First, there’s the Merriam-Webster dictionary definition of vacation: a "period of time that a person spends away from home, school, or business usually in order to relax or travel."
Just because it’s called a recess doesn’t mean congressional leaders are taking a break. "Business still goes on," Senate Historian Don Ritchie told Time magazine. "There’s just no action on the floor."
Scant business goes on, we suspect, though an official House calendar listed a few hearings scheduled during the 2014 recess — an Aug. 6 hearing of the House Committee on Veterans Affairs on health care access in rural America, hosted by panel Chairman Jeff Miller, R-Fla.; an Aug. 7 hearing of the House Subcommittee on Africa, Global Health, Global Human Rights and International Organizations about combating the Ebola threat; and an Aug. 14 hearing, also by the veterans affairs panel, on rural health care and infrastructure needs.
Time’s story said: "Especially because this is an election year, many members will be campaigning, visiting offices and town halls in their home states and holding town meetings. Offices will stay open to receive mail and calls from constituents. Members who aren’t up for reelection might enjoy family time or a vacation," the story said.
PolitiFact Texas found many members who held or planned to hold official appearances, outreach sessions with voters and the like during the recess period.
The American Enterprise Institute’s Norman Ornstein, a longtime congressional observer, said that during recesses, most senators and House members "use this time to travel to trouble spots or to go back and campaign or do meetings in their home districts or states. They are not laying back in the sun, but working. I would prefer more time in Washington legislating, and less time back in the district. But calling this a five-week vacation is a distortion."
Obama’s own vacation
Meanwhile, we’d be remiss if we didn’t note that Obama himself hasn’t exactly been huddled, monk-like, in the Oval Office this August. He left with his family for a vacation in Martha’s Vineyard, Mass., on Aug. 9, then returned to Washington for about 48 hours before resuming his vacation.

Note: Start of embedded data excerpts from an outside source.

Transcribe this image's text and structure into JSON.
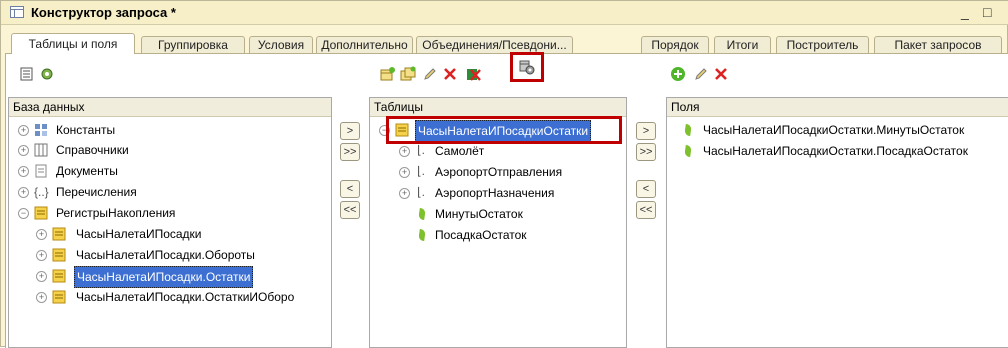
{
  "window": {
    "title": "Конструктор запроса *",
    "min": "_",
    "max": "□"
  },
  "tabs": [
    "Таблицы и поля",
    "Группировка",
    "Условия",
    "Дополнительно",
    "Объединения/Псевдони...",
    "Порядок",
    "Итоги",
    "Построитель",
    "Пакет запросов"
  ],
  "database": {
    "header": "База данных",
    "items": [
      "Константы",
      "Справочники",
      "Документы",
      "Перечисления",
      "РегистрыНакопления",
      "ЧасыНалетаИПосадки",
      "ЧасыНалетаИПосадки.Обороты",
      "ЧасыНалетаИПосадки.Остатки",
      "ЧасыНалетаИПосадки.ОстаткиИОборо"
    ]
  },
  "tables": {
    "header": "Таблицы",
    "root": "ЧасыНалетаИПосадкиОстатки",
    "children": [
      "Самолёт",
      "АэропортОтправления",
      "АэропортНазначения",
      "МинутыОстаток",
      "ПосадкаОстаток"
    ]
  },
  "fields": {
    "header": "Поля",
    "items": [
      "ЧасыНалетаИПосадкиОстатки.МинутыОстаток",
      "ЧасыНалетаИПосадкиОстатки.ПосадкаОстаток"
    ]
  },
  "move_buttons": {
    "add": ">",
    "add_all": ">>",
    "remove": "<",
    "remove_all": "<<"
  },
  "colors": {
    "highlight": "#c00000",
    "selection": "#3c6fd1",
    "window_bg": "#fbf5d6"
  },
  "icons": [
    "list-icon",
    "tree-settings-icon",
    "add-table-icon",
    "add-nested-table-icon",
    "edit-pencil-icon",
    "delete-icon",
    "excel-delete-icon",
    "table-settings-icon",
    "add-plus-icon"
  ]
}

The Obamas’ time away came during an unusually intense news period that included unrest in Ferguson, Mo., the launch of U.S. airstrikes against the Islamic extremist group ISIS, the beheading of American journalist James Foley by ISIS, and the spread of the Ebola virus in West Africa -- pairings that were not lost on many of the president’s critics, as well as some of his supporters.

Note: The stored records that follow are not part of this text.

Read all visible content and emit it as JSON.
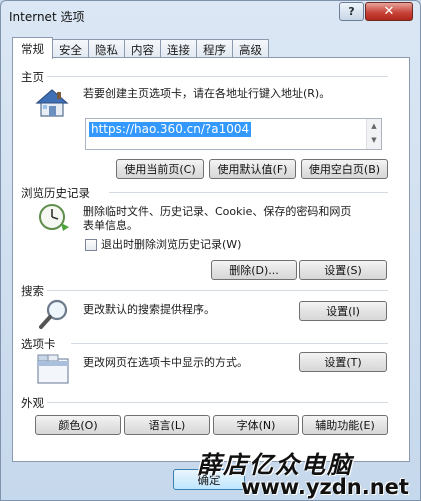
{
  "window": {
    "title": "Internet 选项",
    "help_label": "?",
    "close_label": "✕"
  },
  "tabs": [
    {
      "label": "常规",
      "active": true
    },
    {
      "label": "安全"
    },
    {
      "label": "隐私"
    },
    {
      "label": "内容"
    },
    {
      "label": "连接"
    },
    {
      "label": "程序"
    },
    {
      "label": "高级"
    }
  ],
  "homepage": {
    "section_label": "主页",
    "description": "若要创建主页选项卡，请在各地址行键入地址(R)。",
    "url_value": "https://hao.360.cn/?a1004",
    "btn_current": "使用当前页(C)",
    "btn_default": "使用默认值(F)",
    "btn_blank": "使用空白页(B)"
  },
  "history": {
    "section_label": "浏览历史记录",
    "description_line1": "删除临时文件、历史记录、Cookie、保存的密码和网页",
    "description_line2": "表单信息。",
    "checkbox_label": "退出时删除浏览历史记录(W)",
    "checkbox_checked": false,
    "btn_delete": "删除(D)...",
    "btn_settings": "设置(S)"
  },
  "search": {
    "section_label": "搜索",
    "description": "更改默认的搜索提供程序。",
    "btn_settings": "设置(I)"
  },
  "tabs_section": {
    "section_label": "选项卡",
    "description": "更改网页在选项卡中显示的方式。",
    "btn_settings": "设置(T)"
  },
  "appearance": {
    "section_label": "外观",
    "btn_colors": "颜色(O)",
    "btn_languages": "语言(L)",
    "btn_fonts": "字体(N)",
    "btn_accessibility": "辅助功能(E)"
  },
  "footer": {
    "btn_ok": "确定"
  },
  "watermark": {
    "line1": "薛店亿众电脑",
    "line2": "www.yzdn.net"
  },
  "colors": {
    "selection": "#3399ff",
    "close_button": "#c7453a",
    "frame": "#c9d9ea"
  }
}
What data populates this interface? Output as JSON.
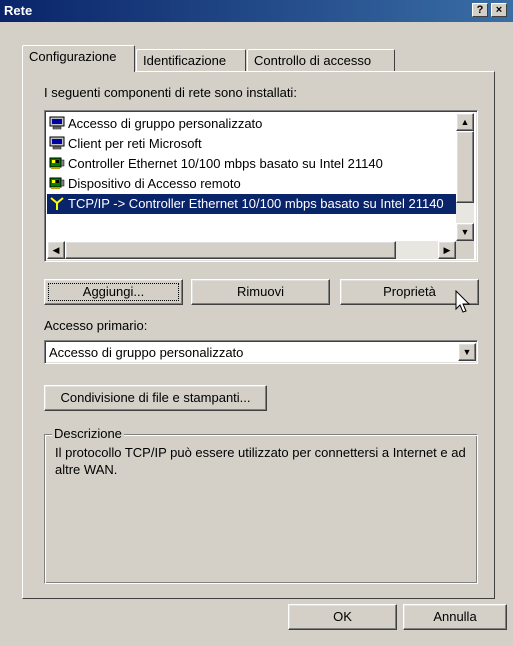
{
  "window": {
    "title": "Rete",
    "help_label": "?",
    "close_label": "×"
  },
  "tabs": [
    {
      "label": "Configurazione"
    },
    {
      "label": "Identificazione"
    },
    {
      "label": "Controllo di accesso"
    }
  ],
  "components_label": "I seguenti componenti di rete sono installati:",
  "components": [
    {
      "label": "Accesso di gruppo personalizzato",
      "icon": "network-client-icon"
    },
    {
      "label": "Client per reti Microsoft",
      "icon": "network-client-icon"
    },
    {
      "label": "Controller Ethernet 10/100 mbps basato su Intel 21140",
      "icon": "network-adapter-icon"
    },
    {
      "label": "Dispositivo di Accesso remoto",
      "icon": "network-adapter-icon"
    },
    {
      "label": "TCP/IP -> Controller Ethernet 10/100 mbps basato su Intel 21140",
      "icon": "protocol-icon",
      "selected": true
    }
  ],
  "buttons": {
    "add": "Aggiungi...",
    "remove": "Rimuovi",
    "properties": "Proprietà"
  },
  "primary_logon": {
    "label": "Accesso primario:",
    "value": "Accesso di gruppo personalizzato"
  },
  "file_sharing_button": "Condivisione di file e stampanti...",
  "description": {
    "title": "Descrizione",
    "text": "Il protocollo TCP/IP può essere utilizzato per connettersi a Internet e ad altre WAN."
  },
  "footer": {
    "ok": "OK",
    "cancel": "Annulla"
  },
  "colors": {
    "face": "#d4d0c8",
    "title_bar": "#0a246a",
    "selection": "#0a246a"
  }
}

For instance, the New York Times quoted Jim Manley, a veteran Democratic strategist, saying, "As a general rule, I think that he’s right that you can’t be held hostage to the news cycle — the man deserves a bit of downtime," said. "But in this particular instance, I think a lot of Democrats flinched a little bit. … (The video of the beheading) was just so shocking that the idea that he was going to immediately run to the golf course was just a little too much for folks. It was tone-deaf."

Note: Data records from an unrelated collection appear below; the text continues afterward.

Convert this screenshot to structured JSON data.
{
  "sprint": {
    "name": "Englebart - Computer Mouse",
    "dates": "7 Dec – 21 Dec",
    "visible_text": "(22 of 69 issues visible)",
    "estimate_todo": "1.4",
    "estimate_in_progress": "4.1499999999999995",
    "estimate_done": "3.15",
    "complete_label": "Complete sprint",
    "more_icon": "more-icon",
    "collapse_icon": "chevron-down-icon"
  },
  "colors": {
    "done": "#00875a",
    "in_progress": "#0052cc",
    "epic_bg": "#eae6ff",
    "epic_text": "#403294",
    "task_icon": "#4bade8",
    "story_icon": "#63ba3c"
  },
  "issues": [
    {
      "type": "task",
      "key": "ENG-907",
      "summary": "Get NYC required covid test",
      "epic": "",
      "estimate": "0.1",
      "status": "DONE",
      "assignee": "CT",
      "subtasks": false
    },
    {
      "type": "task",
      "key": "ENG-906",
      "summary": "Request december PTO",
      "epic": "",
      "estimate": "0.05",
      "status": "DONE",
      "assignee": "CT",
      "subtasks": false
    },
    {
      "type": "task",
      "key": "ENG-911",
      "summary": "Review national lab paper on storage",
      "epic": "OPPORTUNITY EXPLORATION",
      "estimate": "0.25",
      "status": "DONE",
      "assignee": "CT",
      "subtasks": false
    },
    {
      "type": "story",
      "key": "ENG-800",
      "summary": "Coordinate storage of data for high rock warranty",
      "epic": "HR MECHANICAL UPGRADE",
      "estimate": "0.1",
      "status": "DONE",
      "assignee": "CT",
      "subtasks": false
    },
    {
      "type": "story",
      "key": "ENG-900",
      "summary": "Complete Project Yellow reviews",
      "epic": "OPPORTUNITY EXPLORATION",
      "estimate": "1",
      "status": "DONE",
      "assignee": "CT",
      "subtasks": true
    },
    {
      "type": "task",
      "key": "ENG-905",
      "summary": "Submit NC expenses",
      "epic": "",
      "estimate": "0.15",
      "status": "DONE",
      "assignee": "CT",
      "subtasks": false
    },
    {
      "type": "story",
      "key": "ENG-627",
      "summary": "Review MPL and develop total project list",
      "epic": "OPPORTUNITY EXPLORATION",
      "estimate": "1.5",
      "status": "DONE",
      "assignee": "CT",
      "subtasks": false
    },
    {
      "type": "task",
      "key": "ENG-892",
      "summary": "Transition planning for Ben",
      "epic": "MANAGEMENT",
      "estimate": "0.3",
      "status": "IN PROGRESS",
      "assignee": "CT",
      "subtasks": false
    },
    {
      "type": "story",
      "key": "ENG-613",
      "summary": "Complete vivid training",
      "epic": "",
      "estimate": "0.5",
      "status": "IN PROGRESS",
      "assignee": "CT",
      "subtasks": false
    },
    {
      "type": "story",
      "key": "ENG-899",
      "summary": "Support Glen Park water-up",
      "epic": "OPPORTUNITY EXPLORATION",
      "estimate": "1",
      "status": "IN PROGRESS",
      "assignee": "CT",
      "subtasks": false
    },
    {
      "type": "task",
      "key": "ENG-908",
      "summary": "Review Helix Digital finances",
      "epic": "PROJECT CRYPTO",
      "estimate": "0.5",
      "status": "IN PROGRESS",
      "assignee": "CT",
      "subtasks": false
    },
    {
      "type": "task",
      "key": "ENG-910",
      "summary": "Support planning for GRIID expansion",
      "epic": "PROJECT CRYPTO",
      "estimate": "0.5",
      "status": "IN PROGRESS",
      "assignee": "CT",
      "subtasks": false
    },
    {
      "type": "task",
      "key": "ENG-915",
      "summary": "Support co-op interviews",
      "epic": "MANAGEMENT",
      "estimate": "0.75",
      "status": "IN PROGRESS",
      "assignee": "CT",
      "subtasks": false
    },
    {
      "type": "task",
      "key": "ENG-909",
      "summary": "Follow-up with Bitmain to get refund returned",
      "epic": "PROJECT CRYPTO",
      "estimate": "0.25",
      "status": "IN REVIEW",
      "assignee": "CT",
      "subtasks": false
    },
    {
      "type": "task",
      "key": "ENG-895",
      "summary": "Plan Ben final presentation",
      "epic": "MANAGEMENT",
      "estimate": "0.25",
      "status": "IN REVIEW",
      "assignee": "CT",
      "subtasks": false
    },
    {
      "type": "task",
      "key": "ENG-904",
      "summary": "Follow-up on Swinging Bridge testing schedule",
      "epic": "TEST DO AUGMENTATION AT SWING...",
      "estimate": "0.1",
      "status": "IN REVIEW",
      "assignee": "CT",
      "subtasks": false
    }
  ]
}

For the record, CBS White House reporter Mark Knoller, the unofficial chronicler of presidential travels, reports that Obama has taken 19 vacations totaling 125 days so far while in office. That’s far fewer than George W. Bush’s 65 combined trips to his Texas ranch and his parents’ home in Kennebunkport, Maine, which totaled 407 days at the same point in his presidency.
A president, Knoller tweeted, "is never really on ‘vacation.’ The job and responsibilities go with him wherever he is."
This suggests that Obama should know better than to label Congress’ August recess with the broad brush of "vacation."
Obama said Congress is on "vacation." Hypocrisy aside -- Obama was about to go on vacation himself just a week later -- he’s stretching it on the terminology.
During Congress’ August recess -- mandated by a 1970 law -- lawmakers aren’t debating matters on the floor of the House or Senate. But even if they take some dog days off, the recess isn’t a no-work vacation. Lawmakers continue to attend to their districts by holding town halls and other meetings, and many also campaign. On balance, we rate Obama’s claim the same as Perry’s -- Mostly False.